Und den gibt es heute noch und m.E. nicht vordergründig etwas mit dem Nazionalsozialismus zu tun. Aber dieser wußte gut, diese gesitigen Wurzeln in der deutschen Bevölkerung zu verstärken, was dazu führte, dass das ganze Volk hinter dieser Ideologie stand.
 
@Köbis: Als Antwort ein Zitat: "Wenn es als gesichert gelten darf, dass bessere Kenntnis über das Dritte Reich zur Distanzierung von den ihm zugrundeliegenden politischen Werthaltungen führt, kann man die Darstellung dieses Regimes nicht allein den Vätern und Großvätern überlassen". (M.&S. Greiffenhagen: Ein schwieriges Vaterland. Zur politischen Kultur Deutschlands. 1979 bzw. 1981, S. 61)

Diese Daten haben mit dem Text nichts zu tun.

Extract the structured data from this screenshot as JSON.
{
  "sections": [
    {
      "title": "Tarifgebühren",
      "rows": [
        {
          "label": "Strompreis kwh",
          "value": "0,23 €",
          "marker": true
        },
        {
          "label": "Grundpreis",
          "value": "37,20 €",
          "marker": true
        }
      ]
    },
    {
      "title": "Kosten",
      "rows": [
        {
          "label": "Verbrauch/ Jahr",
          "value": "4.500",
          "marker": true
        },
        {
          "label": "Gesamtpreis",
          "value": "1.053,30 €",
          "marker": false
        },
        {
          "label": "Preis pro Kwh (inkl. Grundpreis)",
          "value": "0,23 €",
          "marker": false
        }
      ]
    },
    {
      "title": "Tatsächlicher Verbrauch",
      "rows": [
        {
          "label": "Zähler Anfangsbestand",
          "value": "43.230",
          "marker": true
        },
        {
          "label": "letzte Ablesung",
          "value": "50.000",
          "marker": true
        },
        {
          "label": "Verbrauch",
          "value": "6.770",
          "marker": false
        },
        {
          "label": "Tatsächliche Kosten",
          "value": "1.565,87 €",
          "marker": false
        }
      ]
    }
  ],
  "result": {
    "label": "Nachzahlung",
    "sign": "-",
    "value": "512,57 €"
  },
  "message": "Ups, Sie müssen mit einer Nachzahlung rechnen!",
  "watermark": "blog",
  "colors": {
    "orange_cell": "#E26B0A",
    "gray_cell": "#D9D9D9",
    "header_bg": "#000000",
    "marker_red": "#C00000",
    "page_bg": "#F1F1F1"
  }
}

Zu ersetzen wären Väter und Großvater durch ein bestimmtes politisches Spektrum. Wie beispielsweise dieser und ich habe bewußt auf amazon verlinkt (normalerweise nehme ich auch google books), um den "Resonanzboden" mit einzufangen:

Der grosse Wendig. Richtigstellungen zur Zeitgeschichte. Band 1: Amazon.de: Rolf Kosiek, Olaf Rose: Bücher


Wie ich Aufklärung betreiben will? Ich weiss nicht, ob Du Dir die aktuelle Studie angesehen hast, die in der Auswahl der Fragen eine teilweise Fortschreibung der Untersuchungen von Sinus sind, dann berühren sie zentrale Elememente des NS-Staates, wie Regierungsform, Ideologie und WW2.

Die positive Wertschätzung, die die Bevölkerung 1981 und halt auch noch heute beispielsweise der NS-Diktatur gegenüber aufbringt, sind mit den menschenverachtenden Entscheidungen zu kontrastieren, die diese totalitäre Herrschaftsform ermöglicht hat. Das macht die Gefahren deutlich, die mit dieser Form von Herrschaftsausübung verbunden ist und die Betroffenen erkennen im Günstigen Fall die Vorteile einer Gewaltenteilung.

Ansonsten ist das natürlich auch eine Frage an die Didaktiker des Forums, warum überhaupt ein erhöhter Wert auf die Vermittlung von Wissen im Geschichtsunterricht über das 3. Reich gelegt wird. Lediglich ein beliebiges Exercitium oder ein Teil der staatsbürgerlichen Erziehung?

Ich bin dann mal aus dieser Diskussion raus, weil ich ehrlich keine Lust habe, mich hier in der Position eines Angeklagten für das Thema zu rechtfertigen.